Mais velha do que o meu pai, (que nasceu em 1899), nunca quis deixar de trabalhar e assim tratava sobretudo da capoeira e, lembro-me bem, era quem embebedava o peru para o Natal.
Era carinhosamente tratada por Ti Pedrosa, e recebia sempre dois beijos de cada um de nós, meninos estudantes em Lisboa, sempre que regressávamos a Monte Real para os diversos períodos de férias.
Era família, tão família como qualquer avó muito querida, e que, mesmo tendo um pouco de seu, e mesmo depois dos sobrinhos da Argentina a quererem vir buscar, nunca quis sair de nossa casa, pois era ali que era a sua casa, a sua família.
De quando em vez fugia-lhe a palavra para o antigamente e tratava o meu pai por menino Olympio, numa ternura incapaz de aqui reproduzir, sobretudo por ver aquele homem grande enternecido por aquele tratamento tão íntimo.
Neste momento, já perguntam os meus camarigos o que é que tudo isto tem a ver com a Guiné!
Perguntam, porque já não temos a mesma paciência que ela tinha em esperar pelas férias, para ver como tinham crescido os seus meninos e quase obrigar as galinhas a porem os ovos amarelinhos, (que agora já não existem), para nós comermos estrelados em azeite, numa frigideira tão velha que já tinha a gordura “incorporada”.
Pois nos idos do mês de Abril de 1972, (mais para a frente ou mais para trás do dia 6, data do meu aniversário), recebi no Xitole uma carta, cujo envelope escrito com caligrafia vacilante, tinha inscrito no remetente: Ti Pedrosa – Monte Real.
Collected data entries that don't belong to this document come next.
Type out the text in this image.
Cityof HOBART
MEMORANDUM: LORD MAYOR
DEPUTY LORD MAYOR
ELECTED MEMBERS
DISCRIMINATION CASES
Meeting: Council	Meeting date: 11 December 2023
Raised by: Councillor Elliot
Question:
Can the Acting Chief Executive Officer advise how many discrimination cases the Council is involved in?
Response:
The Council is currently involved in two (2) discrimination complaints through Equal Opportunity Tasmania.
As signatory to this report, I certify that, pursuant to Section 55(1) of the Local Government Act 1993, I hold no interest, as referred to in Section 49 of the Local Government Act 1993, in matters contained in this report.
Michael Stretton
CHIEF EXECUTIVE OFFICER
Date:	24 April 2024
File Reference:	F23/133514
A letra não era dela, que não sabia escrever, mas de outra empregada que a seu pedido me dava os parabéns pelos meus 23 anos e servia de cobertura a uma nota de 20$00, para eu comprar o meu presente.
Calculam como o meu coração, já de si tão mole e sensível, enviou aos meus olhos a ordem para, com uma qualquer água, afastar o pó da Guiné e lubrificar a minha vista.
Claro que aquilo não era lágrimas, eram apenas os meus olhos a protestarem pela luz tão intensa da Guiné.
Foi um oásis de ternura, na brutalidade da guerra.
Mais tarde, uns meses mais tarde, julgo que ainda na Guiné, recebi outra carta, agora com a letra redonda e bem tratada da minha mãe, que me enviava, a pedido da Ti Pedrosa, uma fotografia sua, tirada nos seus oitenta ou noventa anos, que infelizmente a memória já não me deixa lembrar com precisão.
Dizia a minha mãe que a Ti Pedrosa tinha feito questão de tal envio e de que me dissesse da sua grande preocupação que o “benjamim” da família andasse por terras tão estranhas, a fazer coisas tão perigosas.
Que me cuidasse muito, tivesse cuidado com as temperaturas e que voltasse depressa e bem.
E porquê esta história agora?
Porque hoje tive uma insónia povoada de sonhos amargos, coisas da Guiné, e no meio da perturbação, da agitação, veio ao meu pensamento, (ou seria ao coração?), a imagem, a lembrança da Ti Pedrosa que lá no Alto olha por mim, tanto que pouco depois adormeci calmamente.
Claro que não podia deixar de lhe fazer esta homenagem, contando os seus gestos de ternura, que tanto amenizaram durante uns tempos, a dureza da minha vida na Guiné.
No meio das emboscadas, das minas, dos tiros, das dores, dos horrores, das horas amargas que aqui na Tabanca se vão desfiando, deixo-vos esta lágrima de amor, esta gota de ternura, este gesto de carinho, esta memória, esta emoção, esta gratidão.
Abraço-vos fortemente, meus camarigos, com um sorriso nos lábios, porque no peito de todos os combatentes, dos ex-combatentes, endurecidos pela guerra, empedernidos pela morte, ainda bate um coração sensível, que se alegra e enternece com os gestos de carinho, de amor, daqueles que por cá penaram a nossa estadia na Guiné.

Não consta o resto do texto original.